How to write VTK files in parallel?

Hey, I am trying to visualize data from a large simulation (~ 1TB data). I have managed to read/process this giant dataset in python using the distributed computing package Dask. My last bottle neck seems to be how to use hundreds of cores (which I set up with Dask already) to help me write VTK files in parallel.

Here is what I have now:

def all_time(itime,**kwargs):
    vtk = pyvtk.VtkData(kwargs["vtk_mesh"], pyvtk.PointData(pyvtk.Scalars(kwargs["wave"][:, itime].compute(), name='U' + kwargs["channel"])))    
    vtk.tofile(kwargs["vtk_dir"] + '/' + 'wave%d.vtk' % itime, 'binary')
    return

for itime in np.arange(ntime):
    all_time(itime,vtk_mesh=vtk_mesh,wave=wave_on_slice_channel,channel=wave_channel,vtk_dir=vtk_dir)

The function all_time basically extracts the wavefield (i.e. simulation data) at a particular time from a dask array, which I think of as just a pointer so is effortless to deal with. The .compute() method is actually dereferencing that point and getting the actual values, and with Dask this is done with hundreds of cores that I have so it’s also pretty fast.

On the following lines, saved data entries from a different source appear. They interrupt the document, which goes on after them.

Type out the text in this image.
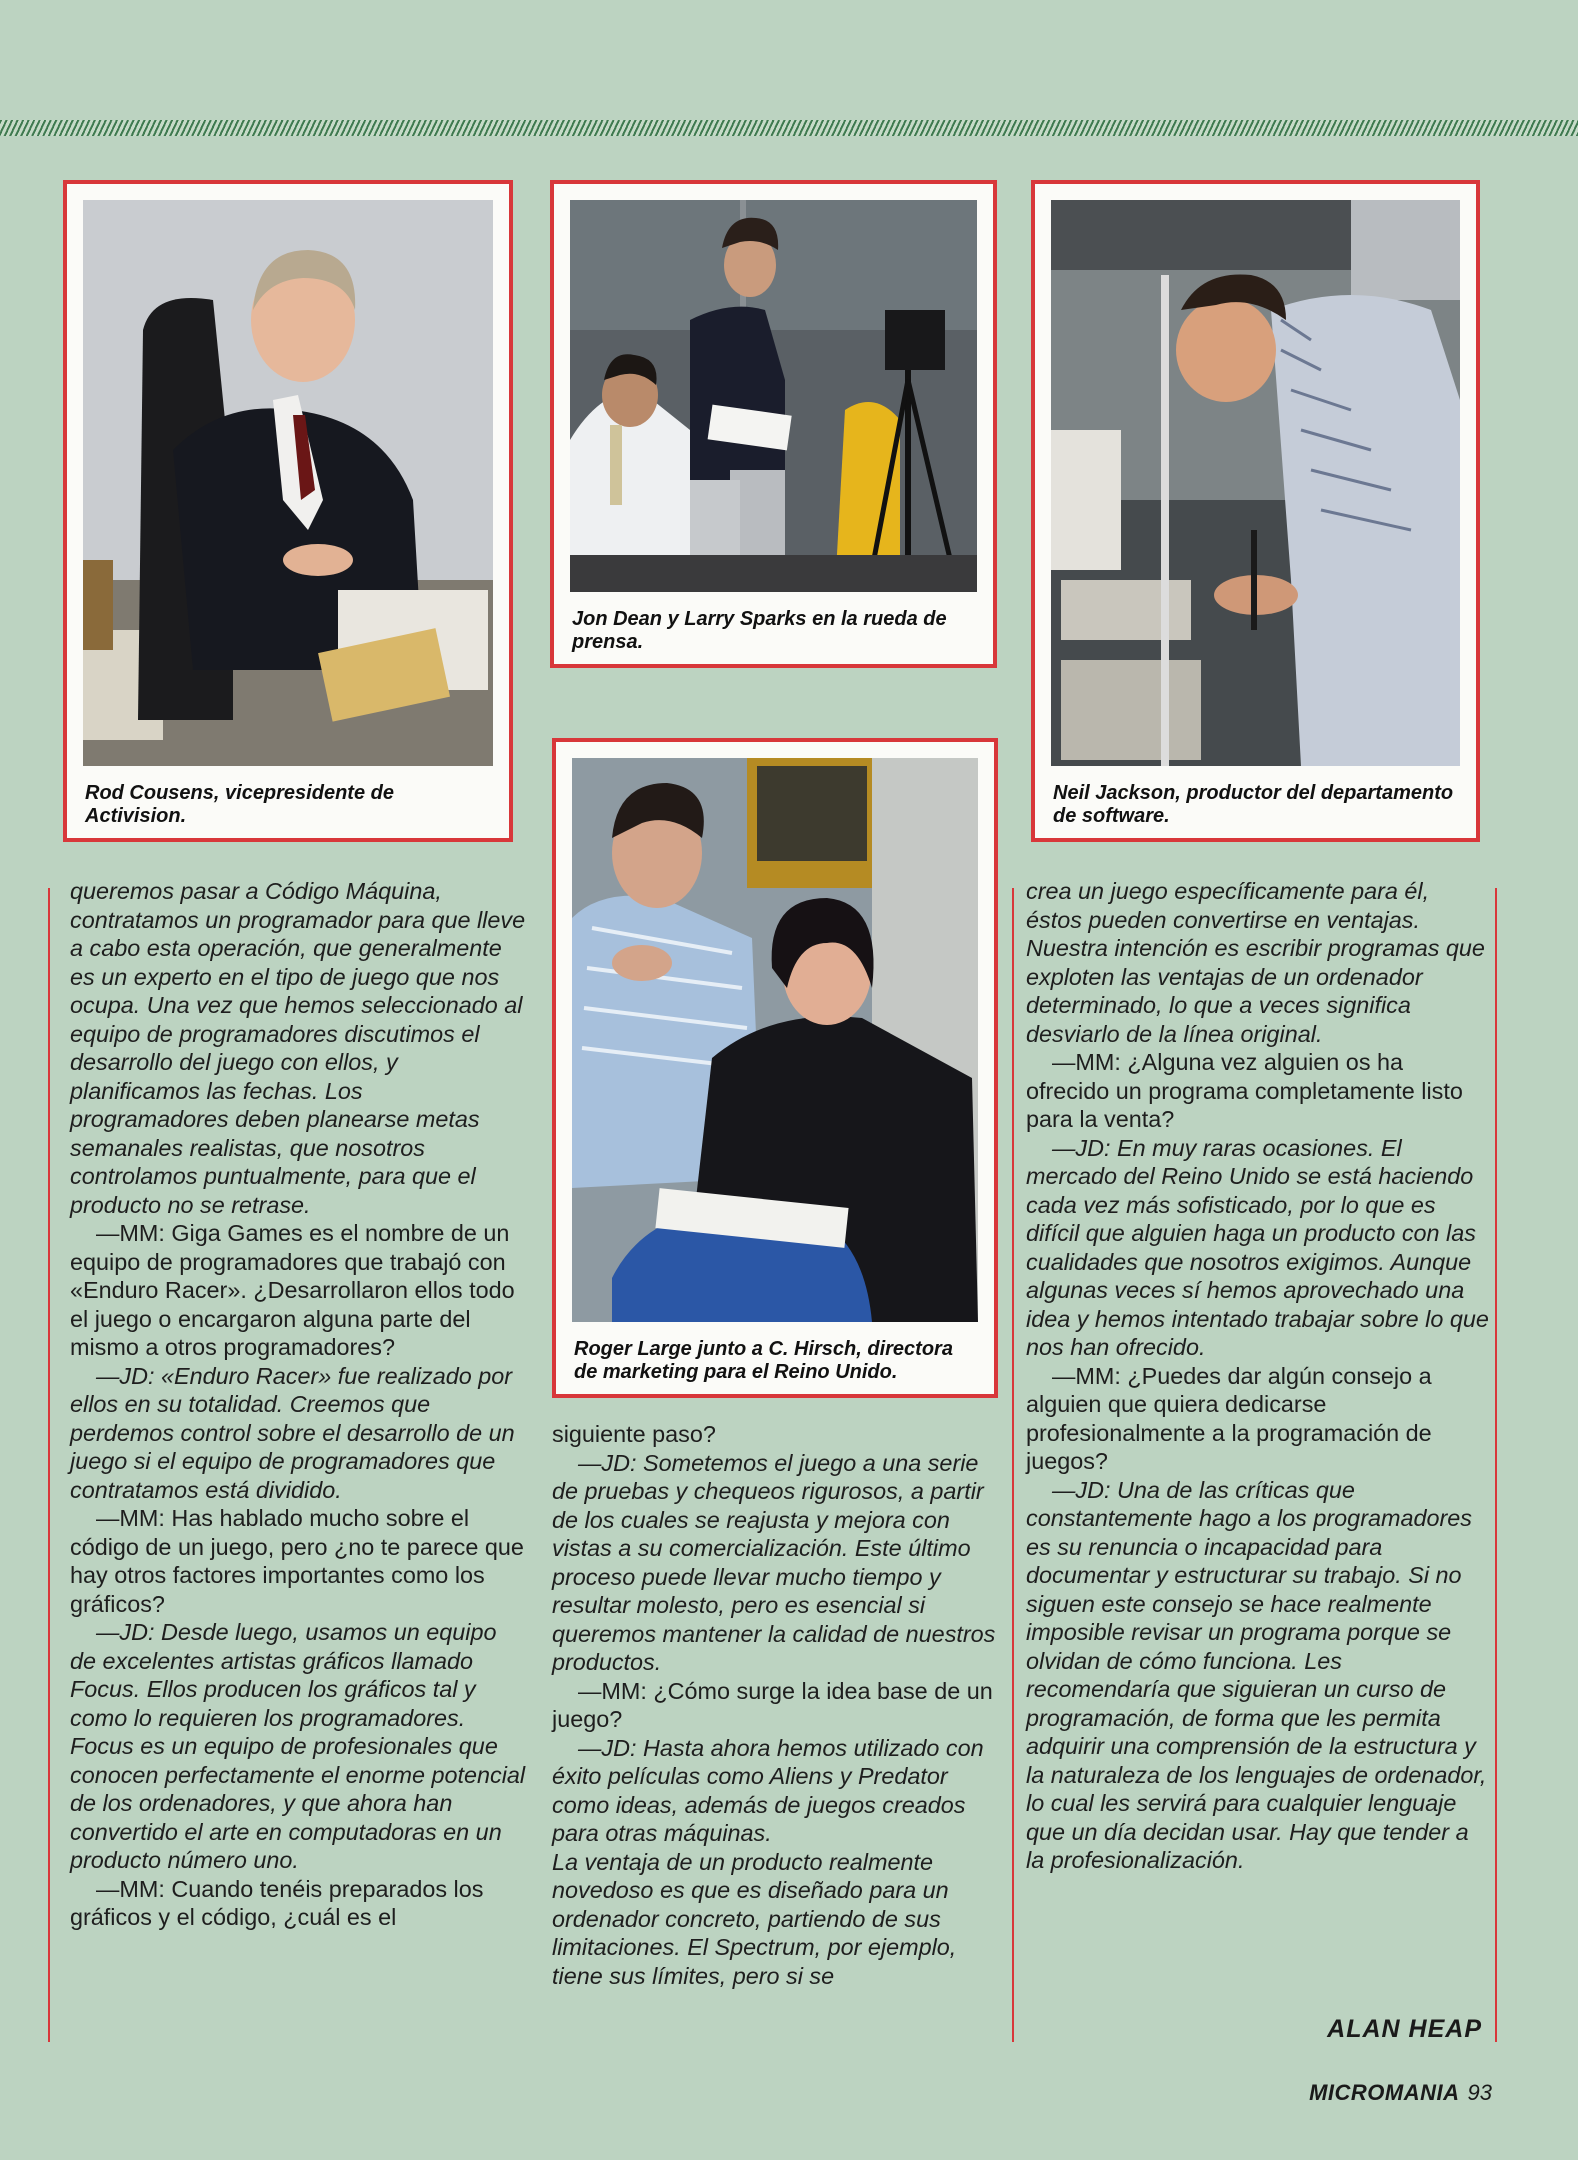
Rod Cousens, vicepresidente de Activision.
Jon Dean y Larry Sparks en la rueda de prensa.
Neil Jackson, productor del departamento de software.
Roger Large junto a C. Hirsch, directora de marketing para el Reino Unido.

queremos pasar a Código Máquina, contratamos un programador para que lleve a cabo esta operación, que generalmente es un experto en el tipo de juego que nos ocupa. Una vez que hemos seleccionado al equipo de programadores discutimos el desarrollo del juego con ellos, y planificamos las fechas. Los programadores deben planearse metas semanales realistas, que nosotros controlamos puntualmente, para que el producto no se retrase.

—MM: Giga Games es el nombre de un equipo de programadores que trabajó con «Enduro Racer». ¿Desarrollaron ellos todo el juego o encargaron alguna parte del mismo a otros programadores?

—JD: «Enduro Racer» fue realizado por ellos en su totalidad. Creemos que perdemos control sobre el desarrollo de un juego si el equipo de programadores que contratamos está dividido.

—MM: Has hablado mucho sobre el código de un juego, pero ¿no te parece que hay otros factores importantes como los gráficos?

—JD: Desde luego, usamos un equipo de excelentes artistas gráficos llamado Focus. Ellos producen los gráficos tal y como lo requieren los programadores. Focus es un equipo de profesionales que conocen perfectamente el enorme potencial de los ordenadores, y que ahora han convertido el arte en computadoras en un producto número uno.

—MM: Cuando tenéis preparados los gráficos y el código, ¿cuál es el

siguiente paso?

—JD: Sometemos el juego a una serie de pruebas y chequeos rigurosos, a partir de los cuales se reajusta y mejora con vistas a su comercialización. Este último proceso puede llevar mucho tiempo y resultar molesto, pero es esencial si queremos mantener la calidad de nuestros productos.

—MM: ¿Cómo surge la idea base de un juego?

—JD: Hasta ahora hemos utilizado con éxito películas como Aliens y Predator como ideas, además de juegos creados para otras máquinas.

La ventaja de un producto realmente novedoso es que es diseñado para un ordenador concreto, partiendo de sus limitaciones. El Spectrum, por ejemplo, tiene sus límites, pero si se

crea un juego específicamente para él, éstos pueden convertirse en ventajas. Nuestra intención es escribir programas que exploten las ventajas de un ordenador determinado, lo que a veces significa desviarlo de la línea original.

—MM: ¿Alguna vez alguien os ha ofrecido un programa completamente listo para la venta?

—JD: En muy raras ocasiones. El mercado del Reino Unido se está haciendo cada vez más sofisticado, por lo que es difícil que alguien haga un producto con las cualidades que nosotros exigimos. Aunque algunas veces sí hemos aprovechado una idea y hemos intentado trabajar sobre lo que nos han ofrecido.

—MM: ¿Puedes dar algún consejo a alguien que quiera dedicarse profesionalmente a la programación de juegos?

—JD: Una de las críticas que constantemente hago a los programadores es su renuncia o incapacidad para documentar y estructurar su trabajo. Si no siguen este consejo se hace realmente imposible revisar un programa porque se olvidan de cómo funciona. Les recomendaría que siguieran un curso de programación, de forma que les permita adquirir una comprensión de la estructura y la naturaleza de los lenguajes de ordenador, lo cual les servirá para cualquier lenguaje que un día decidan usar. Hay que tender a la profesionalización.

ALAN HEAP
MICROMANIA 93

Then, I combine this wavefield data with a vtk_mesh that has already been made (with real values in it, ,not just pointers) with pyvtk.VtkData.

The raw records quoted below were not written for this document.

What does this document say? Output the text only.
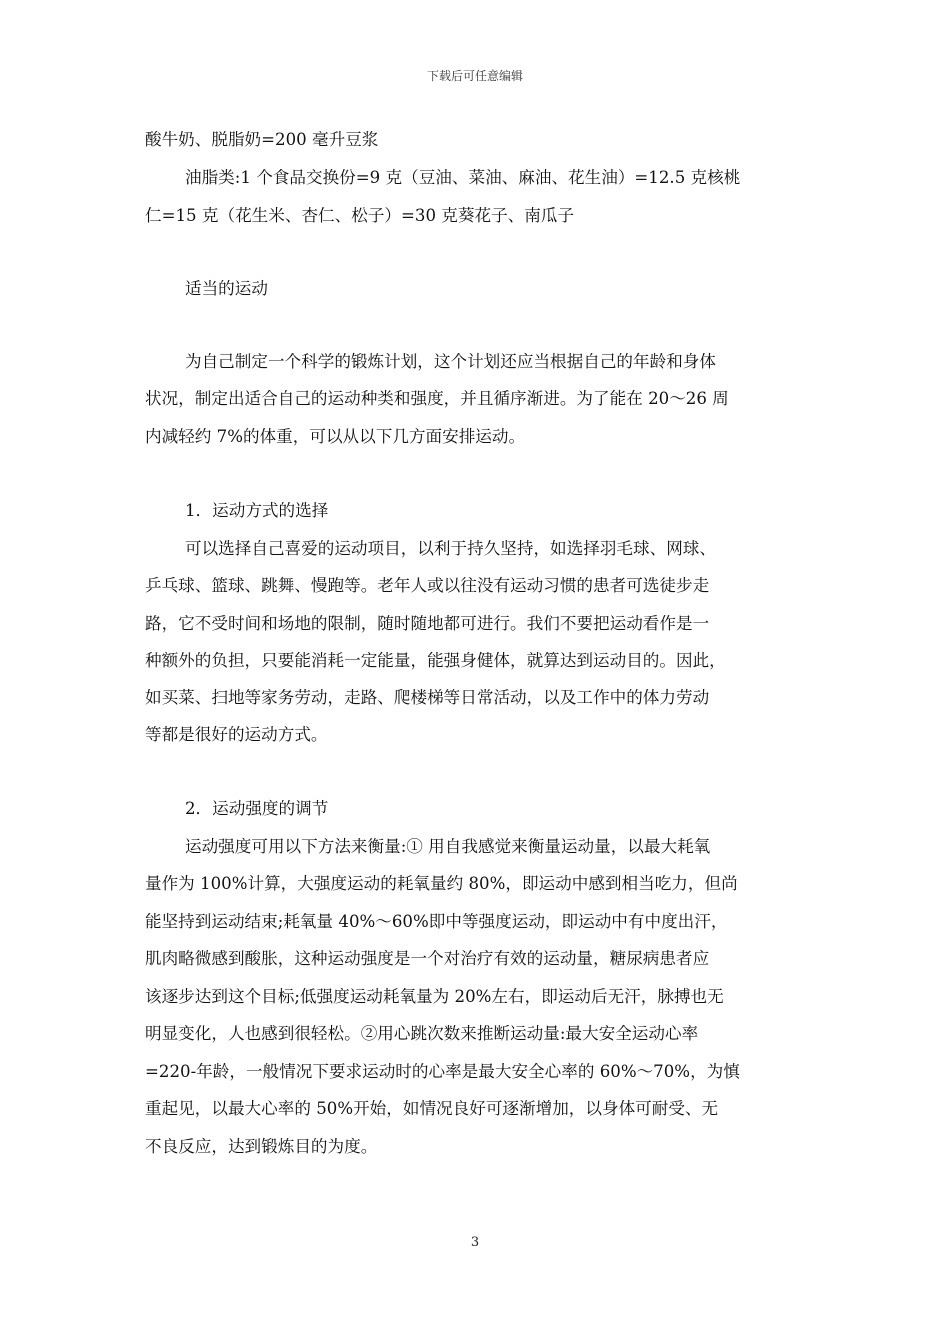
下载后可任意编辑
酸牛奶、脱脂奶=200 毫升豆浆
油脂类:1 个食品交换份=9 克（豆油、菜油、麻油、花生油）=12.5 克核桃
仁=15 克（花生米、杏仁、松子）=30 克葵花子、南瓜子
适当的运动
为自己制定一个科学的锻炼计划，这个计划还应当根据自己的年龄和身体
状况，制定出适合自己的运动种类和强度，并且循序渐进。为了能在 20～26 周
内减轻约 7%的体重，可以从以下几方面安排运动。
1．运动方式的选择
可以选择自己喜爱的运动项目，以利于持久坚持，如选择羽毛球、网球、
乒乓球、篮球、跳舞、慢跑等。老年人或以往没有运动习惯的患者可选徒步走
路，它不受时间和场地的限制，随时随地都可进行。我们不要把运动看作是一
种额外的负担，只要能消耗一定能量，能强身健体，就算达到运动目的。因此，
如买菜、扫地等家务劳动，走路、爬楼梯等日常活动，以及工作中的体力劳动
等都是很好的运动方式。
2．运动强度的调节
运动强度可用以下方法来衡量:① 用自我感觉来衡量运动量，以最大耗氧
量作为 100%计算，大强度运动的耗氧量约 80%，即运动中感到相当吃力，但尚
能坚持到运动结束;耗氧量 40%～60%即中等强度运动，即运动中有中度出汗，
肌肉略微感到酸胀，这种运动强度是一个对治疗有效的运动量，糖尿病患者应
该逐步达到这个目标;低强度运动耗氧量为 20%左右，即运动后无汗，脉搏也无
明显变化，人也感到很轻松。②用心跳次数来推断运动量:最大安全运动心率
=220-年龄，一般情况下要求运动时的心率是最大安全心率的 60%～70%，为慎
重起见，以最大心率的 50%开始，如情况良好可逐渐增加，以身体可耐受、无
不良反应，达到锻炼目的为度。
3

And here is the bottle neck, the vtk.tofile. I am wondering how something like this can be done in parallel with many cores?

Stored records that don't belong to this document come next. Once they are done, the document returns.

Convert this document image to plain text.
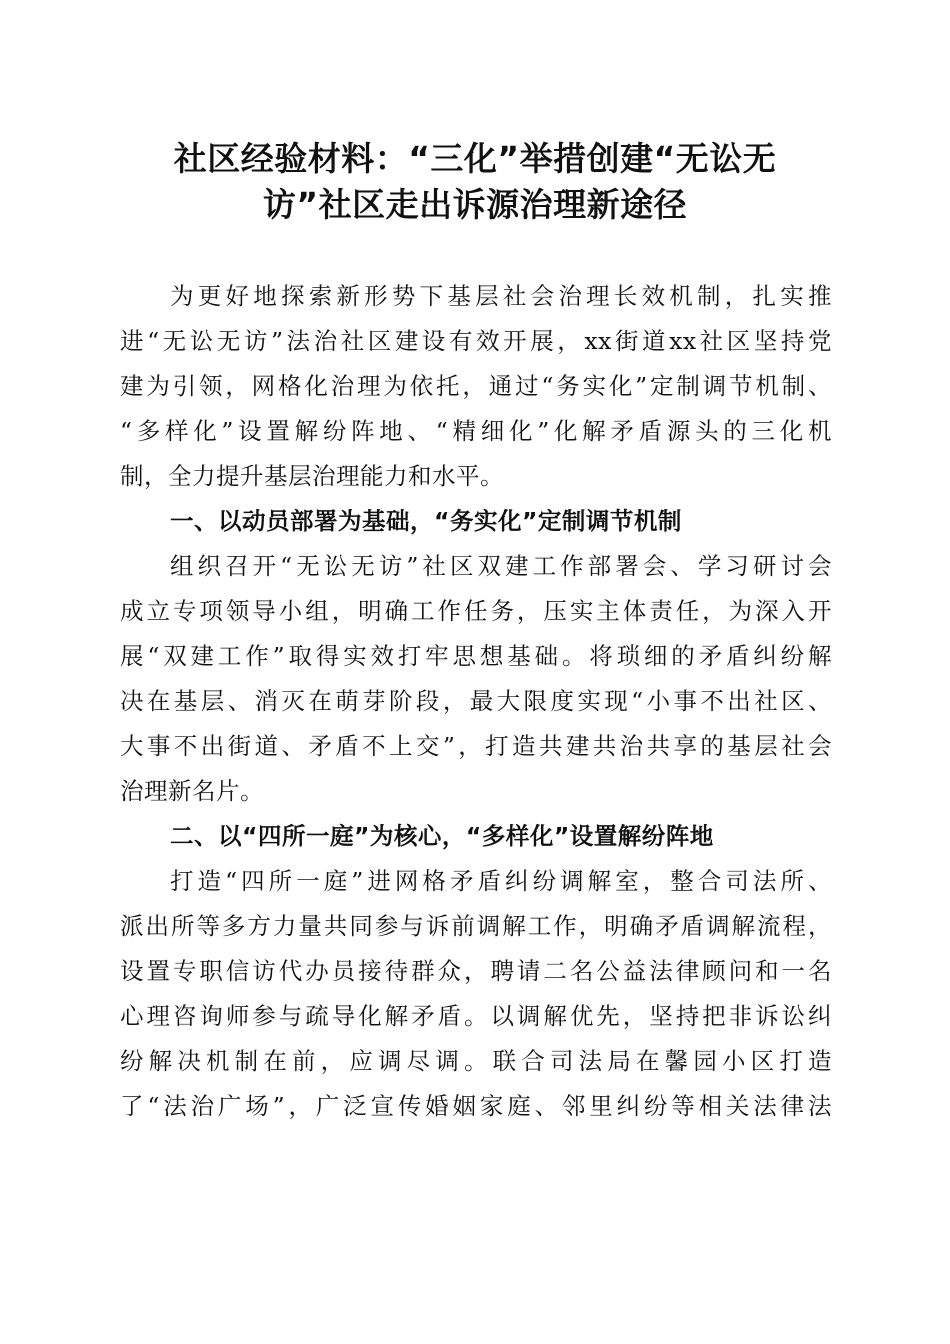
社区经验材料：“三化”举措创建“无讼无
访”社区走出诉源治理新途径
为更好地探索新形势下基层社会治理长效机制，扎实推
进“无讼无访”法治社区建设有效开展，xx街道xx社区坚持党
建为引领，网格化治理为依托，通过“务实化”定制调节机制、
“多样化”设置解纷阵地、“精细化”化解矛盾源头的三化机
制，全力提升基层治理能力和水平。
一、以动员部署为基础，“务实化”定制调节机制
组织召开“无讼无访”社区双建工作部署会、学习研讨会
成立专项领导小组，明确工作任务，压实主体责任，为深入开
展“双建工作”取得实效打牢思想基础。将琐细的矛盾纠纷解
决在基层、消灭在萌芽阶段，最大限度实现“小事不出社区、
大事不出街道、矛盾不上交”，打造共建共治共享的基层社会
治理新名片。
二、以“四所一庭”为核心，“多样化”设置解纷阵地
打造“四所一庭”进网格矛盾纠纷调解室，整合司法所、
派出所等多方力量共同参与诉前调解工作，明确矛盾调解流程，
设置专职信访代办员接待群众，聘请二名公益法律顾问和一名
心理咨询师参与疏导化解矛盾。以调解优先，坚持把非诉讼纠
纷解决机制在前，应调尽调。联合司法局在馨园小区打造
了“法治广场”，广泛宣传婚姻家庭、邻里纠纷等相关法律法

P.S. please forgive me with the many kwargs. I was trying to parallellize over time steps as well so the function all_time is written in a way that is compatible with dask.client.map to be submitted to my hundreds of cores cluster. However, with the ~6k ish time steps this seems to blow up the scheduler (I tried dask.bag and batch inputs, but these didn’t help) so for now I am simply doing this over a for loop.